Como ocurre en otros campos punteros, no obstante, son emprendedores y empresas norteamericanas las primeras que han acudido a ofrecer servicios a la “sociedad que alquila”.

Lo explica Daniel Gross: “Sólo en Estados Unidos los emprendedores podían transformar el couch-surfing en una empresa tecnológica que vale más de 1.000 millones de dólares en 36 meses. Con más de 100.000 listados en más de 16.000 ciudades de 186 ciudades diferentes, es un auténtico negocio. Ha realizado más de 5 millones de reservas”.

“Pero el valor real de [servicios como] Airbnb no son necesariamente los beneficios que aporta a los inversores. Más bien, es el dinero que aporta a los propietarios de viviendas”.

“Ese dinero no es suficiente para revigorizar la economía. Pero es parte de un cambio radical sobre cómo la gente percibe el auténtico valor de sus propiedades y qué papel dan a la propiedad en sus vidas”.

El nuevo buen gusto: consumir poco y bien

El emprendedor, diseñador industrial y fundador del blog sobre sostenibilidad TreeHugger, Graham Hill, explica en el documental de Kirsten Dirksen We the Tiny House People (ver corte exacto):

“Creo que la habilidad de este siglo será ‘editar’. Reducir espacio, posesiones, consumo de medios, amistades superficiales. Creo que el individuo debe clarificarse y reducir su ‘espacio sobrante’ porque da claridad mental, más espacio y flexibilidad para pensar, y también es bueno financieramente”.

Hace unos meses, el mismo Graham Hill declaraba: “En 15 años, la propiedad será para los idiotas. Menos flexibilidad, más responsabilidad, mayores costes económicos y financieros”.
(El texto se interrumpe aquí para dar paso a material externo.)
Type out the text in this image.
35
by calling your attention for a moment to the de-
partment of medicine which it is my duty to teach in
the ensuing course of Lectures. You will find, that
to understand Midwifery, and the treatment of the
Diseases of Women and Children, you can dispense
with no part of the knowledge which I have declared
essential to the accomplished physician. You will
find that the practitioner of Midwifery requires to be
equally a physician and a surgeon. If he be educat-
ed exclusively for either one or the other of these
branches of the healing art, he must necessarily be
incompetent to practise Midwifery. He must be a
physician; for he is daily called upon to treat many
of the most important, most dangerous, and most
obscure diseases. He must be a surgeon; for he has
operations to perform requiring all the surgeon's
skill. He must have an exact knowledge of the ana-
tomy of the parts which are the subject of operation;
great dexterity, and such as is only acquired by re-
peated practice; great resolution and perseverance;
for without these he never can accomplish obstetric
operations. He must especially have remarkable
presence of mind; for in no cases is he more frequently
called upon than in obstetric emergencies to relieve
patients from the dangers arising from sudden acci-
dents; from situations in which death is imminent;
De bruces con la realidad: la felicidad no se compra a crédito

Uno de los impulsos que busca la economía, cuando muchos consumidores se centran en llegar a fin de mes y otros, en mejor situación, se han contagiado por el entorno de incertidumbre, parece encontrarse en esta respuesta espontánea a la cultura del exceso.

Conscientes de que las experiencias aportan mayor bienestar que la acumulación de bienes, y de que la autorrealización está más próxima, según los estudios, a la idea clásica de cultivo de la virtud (eudemonismo, estoicismo) que al consumismo, una nueva generación se desvincula de uno de los aparentes “logros” del siglo XX: la propiedad.

No es el fin de los bienes adquiridos. Más bien, el principio de un espíritu crítico contra el axioma dogmático que las clases medias de Norteamérica y Europa habían interiorizado desde el fin de la II Guerra Mundial: 

Más productos y más grandes no implican mayor bienestar. El bienestar duradero se desvincula del compañero postizo con que se había relacionado, la compra desaforada a crédito.